In an opinion filed February 16, 2018, the Superior Court of Pennsylvania vacated judgement in favor of the Tincher plaintiffs and remanded the case for a new trial. The central issue in the decision was the trial court’s failure to properly instruct the jury on the definition of “defect” in a product liability — design defect — case.
How did we get back to Tincher again?
Some readers may be wondering why we are talking about Tincher again since the Pennsylvania Supreme Court issued its landmark decision in the matter back in 2014. The following is a relatively quick synopsis of the procedural history:
- The Supreme Court remanded the case to the trial court to decide whether further action was needed on post-trial motions.
- The defendant, Omega Flex, Inc. asked the trial court for a new trial and on March 22, 2016 the trial court denied Omega Flex’s request.
- Omega Flex had sought a new trial because the trial court had instructed the jury with Azzarello instructions regarding the definition of “defect.” The trial court essentially reasoned that the jury would have reached the same result regardless of the instructions.
- Omega Flex appealed the trial court’s ruling, resulting in this new opinion from the Superior Court.
The “defect” definition at issue
At the trial court level, the judge initially charged the jury, including about what constituted a defect and the jury then asked the court twice (on separate days) to define “defective.” The trial court’s response was as follows:
The manufacturer of a product is a guarantor of its safety in the strict liability sense, all right, the product must be provided with every element necessary to make it safe for its intended use. And without any condition that makes it unsafe for its intended use.
If you find that the product at the time it left the defendants’ control lacked any element necessary to make it safe for its intended use, or contained any condition that made it unsafe for its intend use, then the product was defective and the defendant is liable for harm caused by the defect.

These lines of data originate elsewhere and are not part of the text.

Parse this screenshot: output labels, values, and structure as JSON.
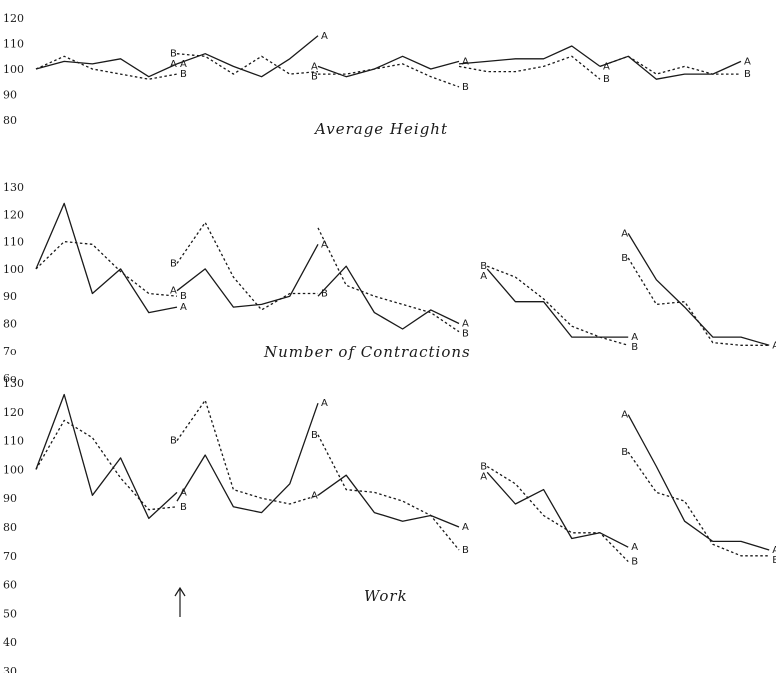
{
  "chart_data": [
    {
      "type": "line",
      "title": "Average Height",
      "yticks": [
        "120",
        "110",
        "100",
        "90",
        "80"
      ],
      "ylim": [
        80,
        120
      ],
      "segments": [
        {
          "x": [
            0,
            1,
            2,
            3,
            4,
            5
          ],
          "A": [
            100,
            103,
            102,
            104,
            97,
            102
          ],
          "B": [
            100,
            105,
            100,
            98,
            96,
            98
          ],
          "labels": {
            "end": [
              "A",
              "B"
            ]
          }
        },
        {
          "x": [
            5,
            6,
            7,
            8,
            9,
            10
          ],
          "A": [
            102,
            106,
            101,
            97,
            104,
            113
          ],
          "B": [
            106,
            105,
            98,
            105,
            98,
            99
          ],
          "labels": {
            "start": [
              "A",
              "B"
            ],
            "end": [
              "A"
            ]
          }
        },
        {
          "x": [
            10,
            11,
            12,
            13,
            14,
            15
          ],
          "A": [
            101,
            97,
            100,
            105,
            100,
            103
          ],
          "B": [
            98,
            98,
            100,
            102,
            97,
            93
          ],
          "labels": {
            "start": [
              "A",
              "B"
            ],
            "end": [
              "A",
              "B"
            ]
          }
        },
        {
          "x": [
            15,
            16,
            17,
            18,
            19,
            20
          ],
          "A": [
            102,
            103,
            104,
            104,
            109,
            101
          ],
          "B": [
            101,
            99,
            99,
            101,
            105,
            96
          ],
          "labels": {
            "end": [
              "A",
              "B"
            ]
          }
        },
        {
          "x": [
            20,
            21,
            22,
            23,
            24,
            25
          ],
          "A": [
            101,
            105,
            96,
            98,
            98,
            103
          ],
          "B": [
            101,
            105,
            98,
            101,
            98,
            98
          ],
          "labels": {
            "end": [
              "A",
              "B"
            ]
          }
        }
      ]
    },
    {
      "type": "line",
      "title": "Number of Contractions",
      "yticks": [
        "130",
        "120",
        "110",
        "100",
        "90",
        "80",
        "7o",
        "6o"
      ],
      "ylim": [
        60,
        130
      ],
      "segments": [
        {
          "x": [
            0,
            1,
            2,
            3,
            4,
            5
          ],
          "A": [
            100,
            124,
            91,
            100,
            84,
            86
          ],
          "B": [
            100,
            110,
            109,
            99,
            91,
            90
          ],
          "labels": {
            "end": [
              "A",
              "B"
            ]
          }
        },
        {
          "x": [
            5,
            6,
            7,
            8,
            9,
            10
          ],
          "A": [
            92,
            100,
            86,
            87,
            90,
            109
          ],
          "B": [
            102,
            117,
            97,
            85,
            91,
            91
          ],
          "labels": {
            "start": [
              "B",
              "A"
            ],
            "end": [
              "B",
              "A"
            ]
          }
        },
        {
          "x": [
            10,
            11,
            12,
            13,
            14,
            15
          ],
          "A": [
            90,
            101,
            84,
            78,
            85,
            80
          ],
          "B": [
            115,
            94,
            90,
            87,
            84,
            77
          ],
          "labels": {
            "end": [
              "A",
              "B"
            ]
          }
        },
        {
          "x": [
            16,
            17,
            18,
            19,
            20,
            21
          ],
          "A": [
            100,
            88,
            88,
            75,
            75,
            75
          ],
          "B": [
            101,
            97,
            89,
            79,
            75,
            72
          ],
          "labels": {
            "start": [
              "B",
              "A"
            ],
            "end": [
              "A",
              "B"
            ]
          }
        },
        {
          "x": [
            21,
            22,
            23,
            24,
            25,
            26
          ],
          "A": [
            113,
            96,
            86,
            75,
            75,
            72
          ],
          "B": [
            104,
            87,
            88,
            73,
            72,
            72
          ],
          "labels": {
            "start": [
              "A",
              "B"
            ],
            "end": [
              "AB"
            ]
          }
        }
      ]
    },
    {
      "type": "line",
      "title": "Work",
      "yticks": [
        "130",
        "120",
        "110",
        "100",
        "90",
        "80",
        "70",
        "60",
        "50",
        "40",
        "30"
      ],
      "ylim": [
        30,
        130
      ],
      "segments": [
        {
          "x": [
            0,
            1,
            2,
            3,
            4,
            5
          ],
          "A": [
            100,
            126,
            91,
            104,
            83,
            92
          ],
          "B": [
            100,
            117,
            111,
            97,
            86,
            87
          ],
          "labels": {
            "end": [
              "A",
              "B"
            ]
          }
        },
        {
          "x": [
            5,
            6,
            7,
            8,
            9,
            10
          ],
          "A": [
            89,
            105,
            87,
            85,
            95,
            123
          ],
          "B": [
            110,
            124,
            93,
            90,
            88,
            91
          ],
          "labels": {
            "start": [
              "B"
            ],
            "end": [
              "A"
            ]
          }
        },
        {
          "x": [
            10,
            11,
            12,
            13,
            14,
            15
          ],
          "A": [
            91,
            98,
            85,
            82,
            84,
            80
          ],
          "B": [
            112,
            93,
            92,
            89,
            84,
            72
          ],
          "labels": {
            "start": [
              "B",
              "A"
            ],
            "end": [
              "A",
              "B"
            ]
          }
        },
        {
          "x": [
            16,
            17,
            18,
            19,
            20,
            21
          ],
          "A": [
            99,
            88,
            93,
            76,
            78,
            73
          ],
          "B": [
            101,
            95,
            84,
            78,
            78,
            68
          ],
          "labels": {
            "start": [
              "B",
              "A"
            ],
            "end": [
              "A",
              "B"
            ]
          }
        },
        {
          "x": [
            21,
            22,
            23,
            24,
            25,
            26
          ],
          "A": [
            119,
            101,
            82,
            75,
            75,
            72
          ],
          "B": [
            106,
            92,
            89,
            74,
            70,
            70
          ],
          "labels": {
            "start": [
              "A",
              "B"
            ],
            "end": [
              "A",
              "B"
            ]
          }
        }
      ]
    }
  ]
}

The above language comes, in part from Azzarello, which required a product have “every element necessary to make it safe for use.” The Supreme Court’s decision in Tincher explicitly overruled Azzarello. That lead the Superior Court to determine that “that there is no question that the trial court’s jury charge was incorrect.” The Superior Court explained that it is erroneous to include “a definition equating a defective product with one that leaves the suppliers’ control lacking any element necessary to make it safe for its intended use,” and declares a manufacturer is the guarantor of the product’s safety. The Superior Court explained that the erroneous jury instruction required a new trial as it dealt with the principal issue disputed by the parties — whether there was a defect.
Moving forward
Product liability defendants and their attorneys need to be prepared to challenge the current construct of the Pennsylvania Suggested Standard Civil Jury Instructions. Pa SSJI (Civ) Sec. 16.10 which was considered and published after the Supreme Court’s decision in Tincher reads, in part, as follows:
A product is defective and the defendant is liable for all harm caused by the product if you find that:
- at the time the product left [name of defendant]‘s control, it lacked any element necessary to make it safe for [its intended] use [or use in an unintended but reasonably foreseeable way], or contained any condition that made it unsafe for [its intended] use [or use in an unintended but reasonably foreseeable way]; and
- the product reached the user or consumer without substantial change in the condition in which it is sold.
The Superior Court’s opinion should provide trial court judges with clarity that jury instructions should not include language suggesting a product is defective if it lacked any element necessary to make it safe for its intended use. Product liability defendants and their counsel can utilize the Superior Court’s opinion when crafting and submitting their proposed jury instructions.